04 octubre 2015

Temporal de contención

Le oprimía el pecho y a cada nuevo intento le costaba más respirar. Los lánguidos rayos de sol, que entre las rendijas de la persiana lograban implantarse tozudos, no bastaban para calmar sus cada vez más frecuentes estados de ansiedad. Al menos, y a diferencia de lo que ocurría en los días oscuros y grises, no los agravaba más.
Preferiría no tener que levantarse de la cama, pero sabía que eso no iba a suceder. Cada mañana, sin excepción, abandonaba entre quejas e improperios lo que para él se había convertido en un refugio donde poder descargar todo el tormento y la rabia que sentía sin tener que dar explicaciones a nadie. Solo deseaba que le dejaran en paz.

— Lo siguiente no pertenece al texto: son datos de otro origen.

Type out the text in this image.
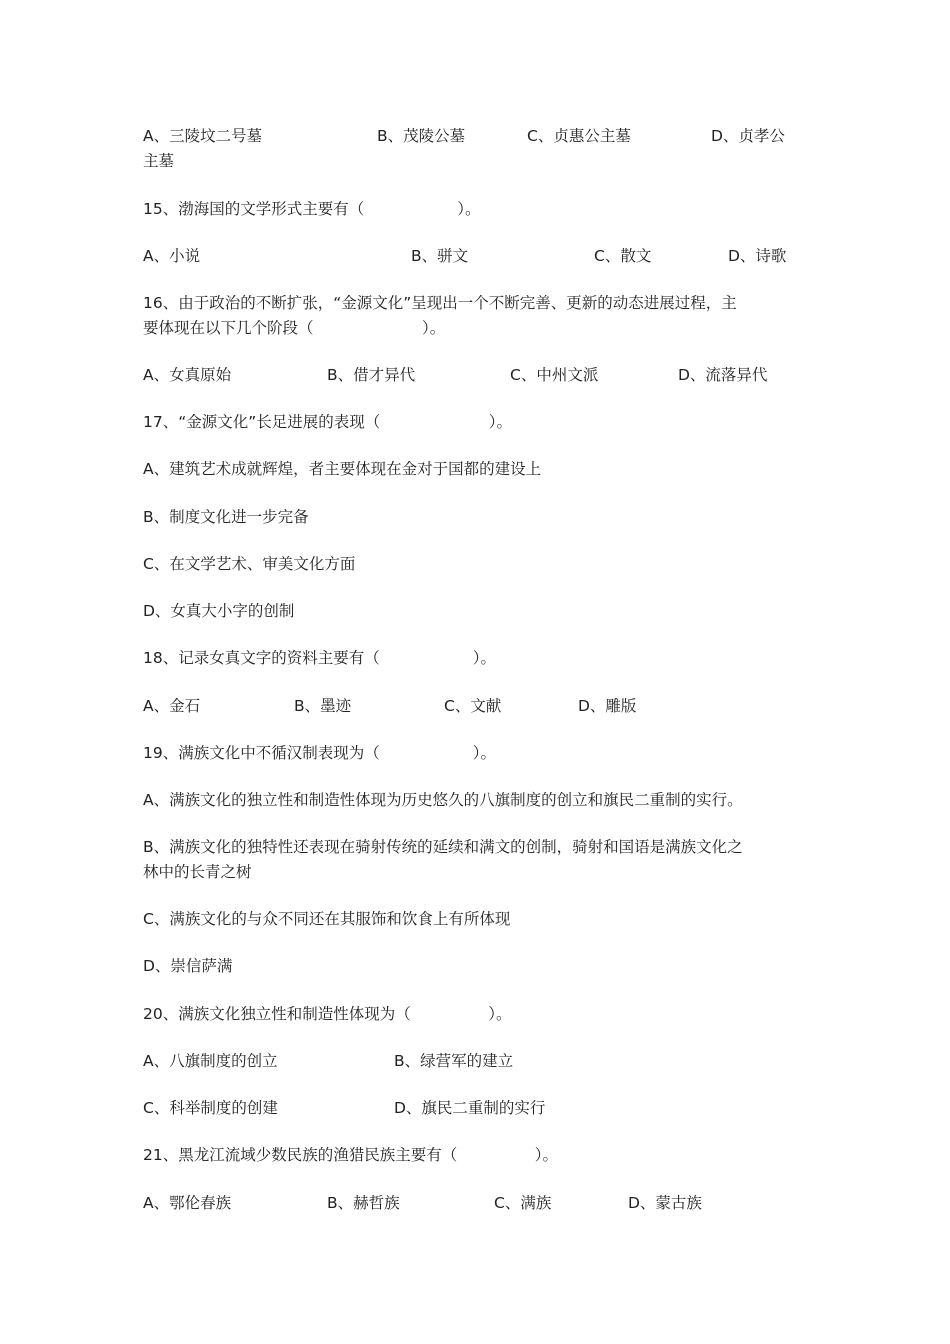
A、三陵坟二号墓	B、茂陵公墓	C、贞惠公主墓	D、贞孝公
主墓
15、渤海国的文学形式主要有（　　　　　　）。
A、小说	B、骈文	C、散文	D、诗歌
16、由于政治的不断扩张，“金源文化”呈现出一个不断完善、更新的动态进展过程，主
要体现在以下几个阶段（　　　　　　　）。
A、女真原始	B、借才异代	C、中州文派	D、流落异代
17、“金源文化”长足进展的表现（　　　　　　　）。
A、建筑艺术成就辉煌，者主要体现在金对于国都的建设上
B、制度文化进一步完备
C、在文学艺术、审美文化方面
D、女真大小字的创制
18、记录女真文字的资料主要有（　　　　　　）。
A、金石	B、墨迹	C、文献	D、雕版
19、满族文化中不循汉制表现为（　　　　　　）。
A、满族文化的独立性和制造性体现为历史悠久的八旗制度的创立和旗民二重制的实行。
B、满族文化的独特性还表现在骑射传统的延续和满文的创制，骑射和国语是满族文化之
林中的长青之树
C、满族文化的与众不同还在其服饰和饮食上有所体现
D、崇信萨满
20、满族文化独立性和制造性体现为（　　　　　）。
A、八旗制度的创立	B、绿营军的建立
C、科举制度的创建	D、旗民二重制的实行
21、黑龙江流域少数民族的渔猎民族主要有（　　　　　）。
A、鄂伦春族	B、赫哲族	C、满族	D、蒙古族
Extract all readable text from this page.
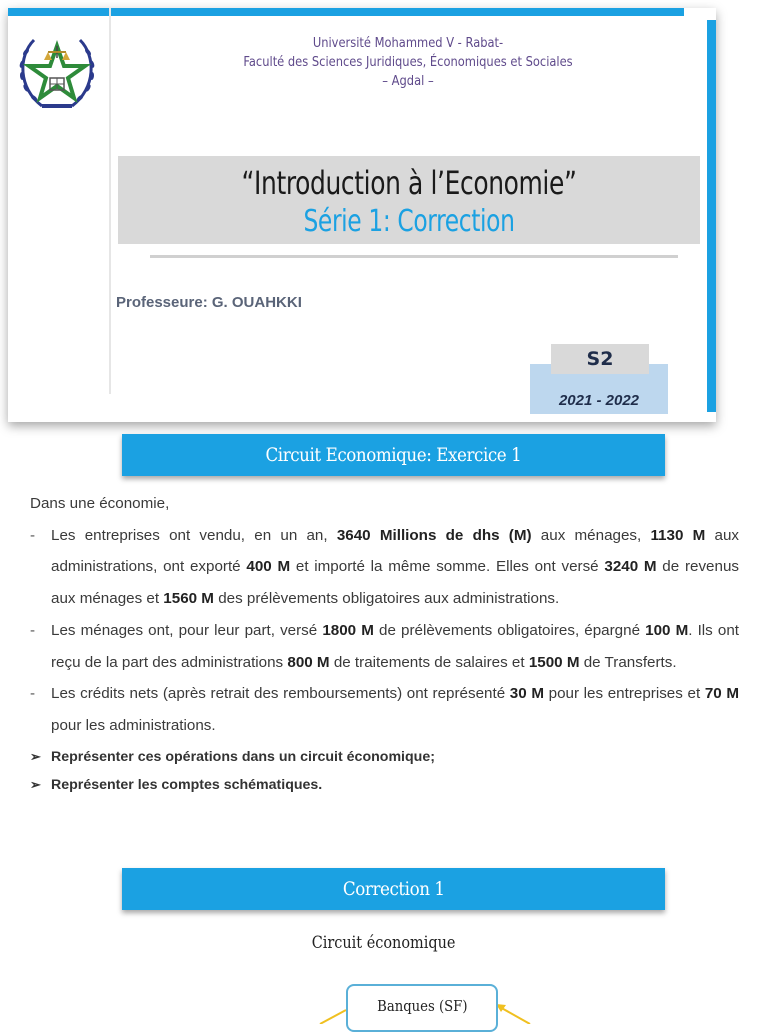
Université Mohammed V - Rabat-
Faculté des Sciences Juridiques, Économiques et Sociales
– Agdal –
“Introduction à l’Economie”
Série 1: Correction
Professeure: G. OUAHKKI
2021 - 2022
S2
Circuit Economique: Exercice 1

Dans une économie,

- Les entreprises ont vendu, en un an, 3640 Millions de dhs (M) aux ménages, 1130 M aux administrations, ont exporté 400 M et importé la même somme. Elles ont versé 3240 M de revenus aux ménages et 1560 M des prélèvements obligatoires aux administrations.
- Les ménages ont, pour leur part, versé 1800 M de prélèvements obligatoires, épargné 100 M. Ils ont reçu de la part des administrations 800 M de traitements de salaires et 1500 M de Transferts.
- Les crédits nets (après retrait des remboursements) ont représenté 30 M pour les entreprises et 70 M pour les administrations.
➢ Représenter ces opérations dans un circuit économique;
➢ Représenter les comptes schématiques.
Correction 1
Circuit économique
Banques (SF)
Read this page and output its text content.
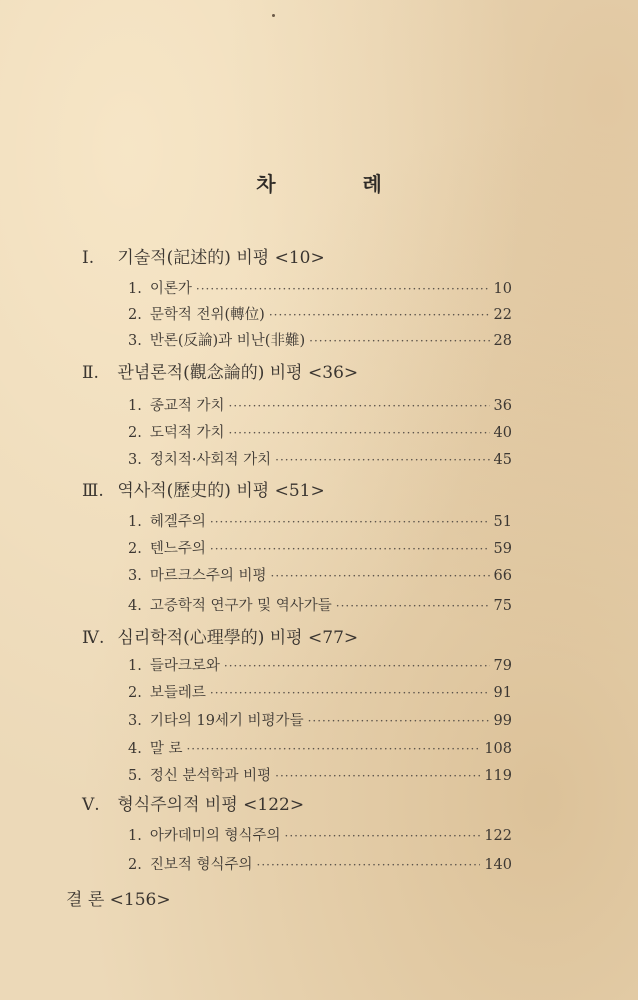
차 례
Ⅰ. 기술적(記述的) 비평 <10>
1. 이론가 ·····	10
2. 문학적 전위(轉位) ·····	22
3. 반론(反論)과 비난(非難) ·····	28
Ⅱ. 관념론적(觀念論的) 비평 <36>
1. 종교적 가치 ·····	36
2. 도덕적 가치 ·····	40
3. 정치적·사회적 가치 ·····	45
Ⅲ. 역사적(歷史的) 비평 <51>
1. 헤겔주의 ·····	51
2. 텐느주의 ·····	59
3. 마르크스주의 비평 ·····	66
4. 고증학적 연구가 및 역사가들 ·····	75
Ⅳ. 심리학적(心理學的) 비평 <77>
1. 들라크로와 ·····	79
2. 보들레르 ·····	91
3. 기타의 19세기 비평가들 ·····	99
4. 말 로 ·····	108
5. 정신 분석학과 비평 ·····	119
Ⅴ. 형식주의적 비평 <122>
1. 아카데미의 형식주의 ·····	122
2. 진보적 형식주의 ·····	140
결 론 <156>
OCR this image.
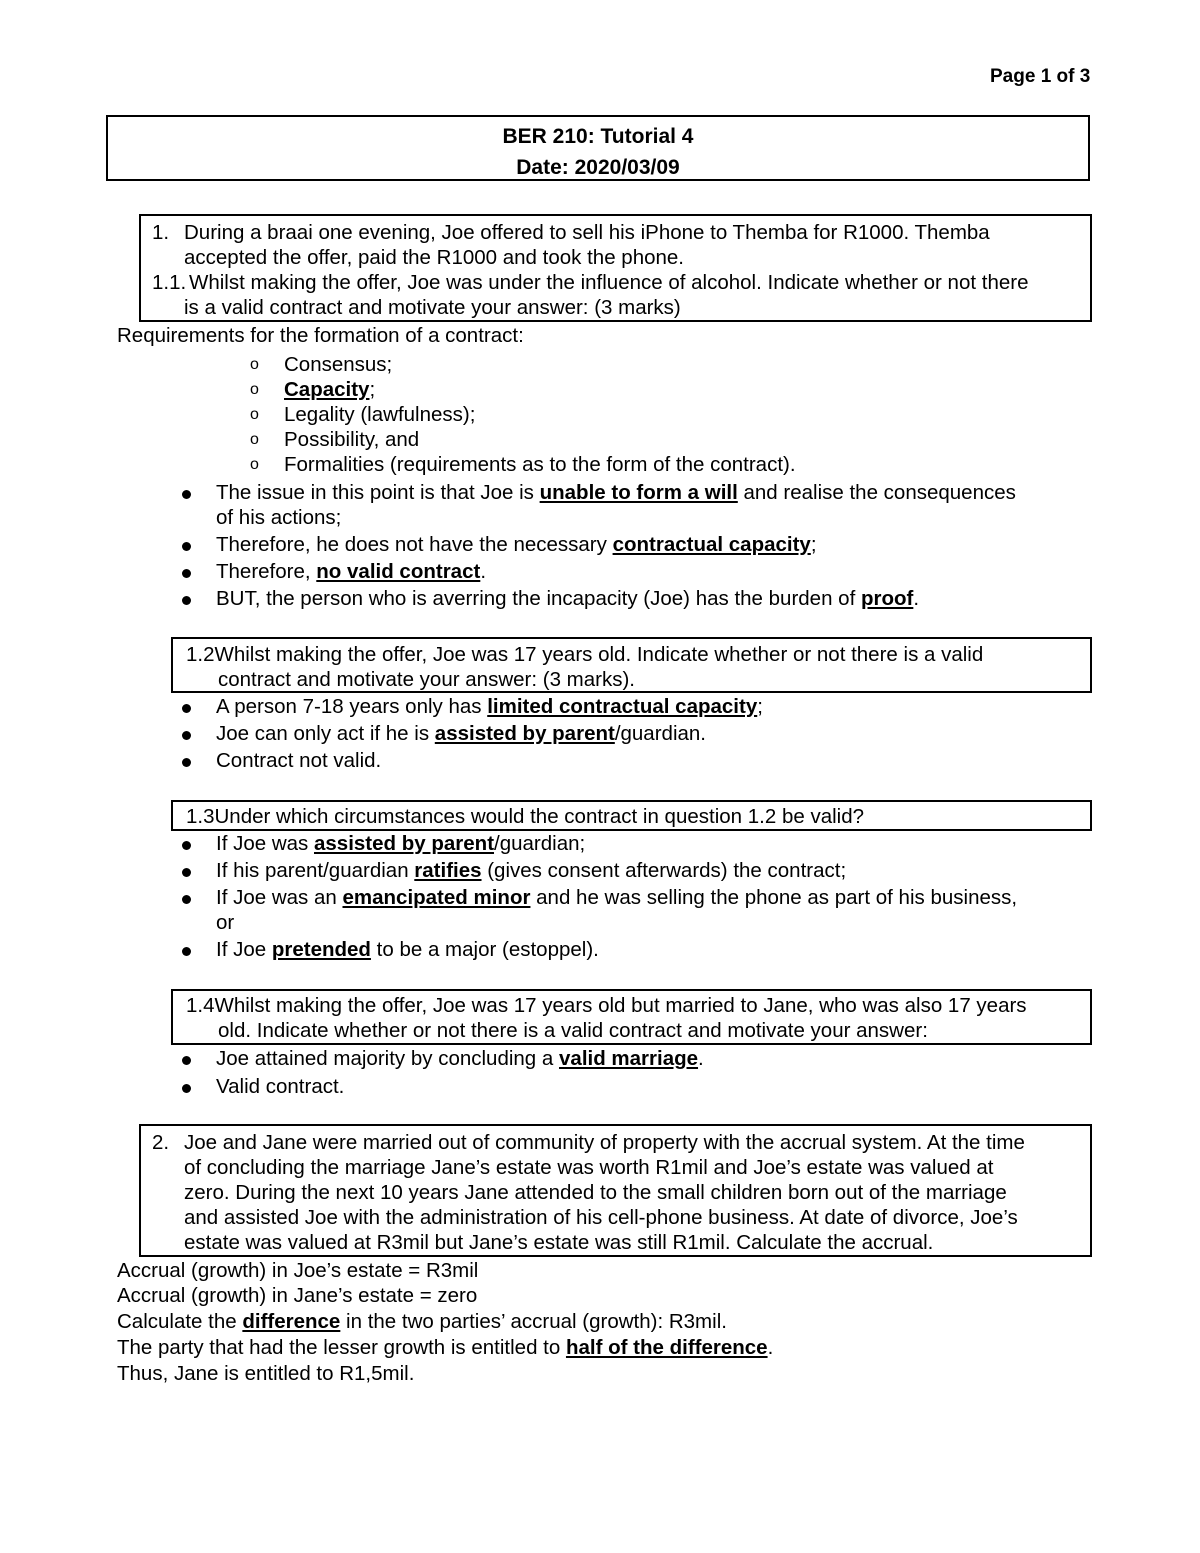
Page 1 of 3
BER 210: Tutorial 4
Date: 2020/03/09
1. During a braai one evening, Joe offered to sell his iPhone to Themba for R1000. Themba
accepted the offer, paid the R1000 and took the phone.
1.1. Whilst making the offer, Joe was under the influence of alcohol. Indicate whether or not there
is a valid contract and motivate your answer: (3 marks)
Requirements for the formation of a contract:
o Consensus;
o Capacity;
o Legality (lawfulness);
o Possibility, and
o Formalities (requirements as to the form of the contract).
The issue in this point is that Joe is unable to form a will and realise the consequences
of his actions;
Therefore, he does not have the necessary contractual capacity;
Therefore, no valid contract.
BUT, the person who is averring the incapacity (Joe) has the burden of proof.
1.2Whilst making the offer, Joe was 17 years old. Indicate whether or not there is a valid
contract and motivate your answer: (3 marks).
A person 7-18 years only has limited contractual capacity;
Joe can only act if he is assisted by parent/guardian.
Contract not valid.
1.3Under which circumstances would the contract in question 1.2 be valid?
If Joe was assisted by parent/guardian;
If his parent/guardian ratifies (gives consent afterwards) the contract;
If Joe was an emancipated minor and he was selling the phone as part of his business,
or
If Joe pretended to be a major (estoppel).
1.4Whilst making the offer, Joe was 17 years old but married to Jane, who was also 17 years
old. Indicate whether or not there is a valid contract and motivate your answer:
Joe attained majority by concluding a valid marriage.
Valid contract.
2. Joe and Jane were married out of community of property with the accrual system. At the time
of concluding the marriage Jane’s estate was worth R1mil and Joe’s estate was valued at
zero. During the next 10 years Jane attended to the small children born out of the marriage
and assisted Joe with the administration of his cell-phone business. At date of divorce, Joe’s
estate was valued at R3mil but Jane’s estate was still R1mil. Calculate the accrual.
Accrual (growth) in Joe’s estate = R3mil
Accrual (growth) in Jane’s estate = zero
Calculate the difference in the two parties’ accrual (growth): R3mil.
The party that had the lesser growth is entitled to half of the difference.
Thus, Jane is entitled to R1,5mil.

Taciturno, se dirigía remolón al gimnasio. Era el único momento del día en que sus propios lamentos eran acallados por los numerosos lamentos ajenos. Dicen que el primer día es el peor, pero para él lo estaban siendo todos. Esas pasarelas le llenaban de angustia y se negaba a utilizar a “Lokomat” porque lo consideraba una pérdida de tiempo. Odiaba que le insistieran para todo. Para comer, para reír, para llorar, para andar, para hablar…
Había llegado su turno y le estaban esperando. Les hubiese mandado a la mierda pero después de dos semanas sabía que esa gente no iba a aflojar ni a ceder. Para su desgracia, no eran de los que tiraban la toalla. Y esa, como las demás veces, su cuerpo acabó desplomándose sobre el suelo de caucho azul.
No quería seguir allí ni un segundo más. Ni allí ni en ninguna parte. Huyó descompuesto y sin control por los pasillos hasta que vio de refilón un fogonazo al que escoltó, breves segundos después, un fuerte estruendo. Frenó en seco. Las puertas se abrieron al detectar su presencia y salió al exterior. Olía a tormenta. Le asaltó un sueño que últimamente se le repetía recalcitrante. Heidi, la niña huérfana de los Alpes, viajaba feliz y entre risas sobre una esponjosa e impoluta nube. Irónico, teniendo en cuenta que su realidad era otra bien distinta. Nubarrones, amenazadores y grises, se habían conjurado contra él. Alzó la cabeza al sentir cómo las primeras gotas impactaban sobre su cuerpo. La lluvia comenzó a arreciar pero allí permaneció impasible con los ojos cerrados. El agua se acumuló en sus cuencas desbordándose por las ya mojadas mejillas, consiguiendo arrastrar y enseñar el camino a unas lágrimas férreamente contenidas desde que un día aciago, ocho semanas atrás, un fuerte aguacero provocara el derrape de su moto precipitándole contra el asfalto y postrándole para siempre en una silla de ruedas.
Estaba llorando. Respiró hondo y sintió cómo tras sus párpados nacía una luz intensa. Cuando abrió sus ojos, el sol asomaba entre las nubes triunfante y brillando con fuerza.